We will refer to list of dictionaries (images, categories, box_annotations, caption_annotationsand splits) as tables where keys become the columns of the table and each dictionary becomes a row.

Indexes

Indexes (id key in images, categories and box_annotations) are defined to make referencing within the JSON convenient. They have no physical significance and hence it would be arbitrary to impose that indexes should remain consistent across different JSON versions. Thus, indexes should not be used outside of a JSON. Instead, we should use a combination of keys that physically make sense.

For example, instead of referring to a bounding box as belonging to image_id 123 and category_id 3, we should identify it as belonging to image ‘/abc/xyz.jpg’ and category (abw, predicted bounding box).

Allowed Categories

Category name and supercategory should be picked from the following table so as to ensure that they remain consistent across different JSONs.

Category name Category supercategory
abw bounding box
pbw bounding box
abw predicted bounding box
pbw predicted bounding box

This table can be appended when new categories are needed but older categories should not be modified.
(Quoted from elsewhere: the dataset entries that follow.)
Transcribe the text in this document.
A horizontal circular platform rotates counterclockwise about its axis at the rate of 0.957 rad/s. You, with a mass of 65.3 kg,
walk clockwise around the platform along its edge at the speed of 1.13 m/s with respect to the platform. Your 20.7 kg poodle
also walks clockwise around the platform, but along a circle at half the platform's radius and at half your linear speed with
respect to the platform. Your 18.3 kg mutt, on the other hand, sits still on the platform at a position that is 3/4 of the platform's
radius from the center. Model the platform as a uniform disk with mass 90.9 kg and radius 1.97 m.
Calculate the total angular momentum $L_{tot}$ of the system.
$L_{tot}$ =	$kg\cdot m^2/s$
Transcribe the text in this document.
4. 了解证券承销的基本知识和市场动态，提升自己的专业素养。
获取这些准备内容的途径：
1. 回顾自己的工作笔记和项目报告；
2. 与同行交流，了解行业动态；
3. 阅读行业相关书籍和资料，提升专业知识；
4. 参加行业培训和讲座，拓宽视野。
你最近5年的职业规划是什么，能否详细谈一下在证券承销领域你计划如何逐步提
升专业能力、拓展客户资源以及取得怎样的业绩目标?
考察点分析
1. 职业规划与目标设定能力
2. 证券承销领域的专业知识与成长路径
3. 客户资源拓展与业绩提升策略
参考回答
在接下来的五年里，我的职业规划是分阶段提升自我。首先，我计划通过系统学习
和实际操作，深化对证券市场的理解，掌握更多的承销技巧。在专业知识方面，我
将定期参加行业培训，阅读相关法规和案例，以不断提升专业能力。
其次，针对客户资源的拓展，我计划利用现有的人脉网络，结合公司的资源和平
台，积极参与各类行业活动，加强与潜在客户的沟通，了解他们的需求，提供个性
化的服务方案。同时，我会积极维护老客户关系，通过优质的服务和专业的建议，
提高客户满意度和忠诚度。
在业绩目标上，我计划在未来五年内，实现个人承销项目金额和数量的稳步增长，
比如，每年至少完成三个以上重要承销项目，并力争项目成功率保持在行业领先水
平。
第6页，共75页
Also, italicised rows should be used to distinguish Predictions from Ground Truth only when both Predictions and Ground Truth are present in the JSON.

Duplicates

Following tables should not have duplicate rows based on mentioned keys:

table unique keys
images file_path
categories name, supercategory
box_annotations image_id, category_id, bbox_coord, bbox_score

Things to note:

  1. splits table can have duplicate rows as user might want to oversample some examples.
  2. Above mentioned tables can be allowed to have duplicate rows if it makes sense to do so. For example, if a model predicts identical bounding box twice, because of a bug in NMS code, both bounding boxes can be stored in separate rows.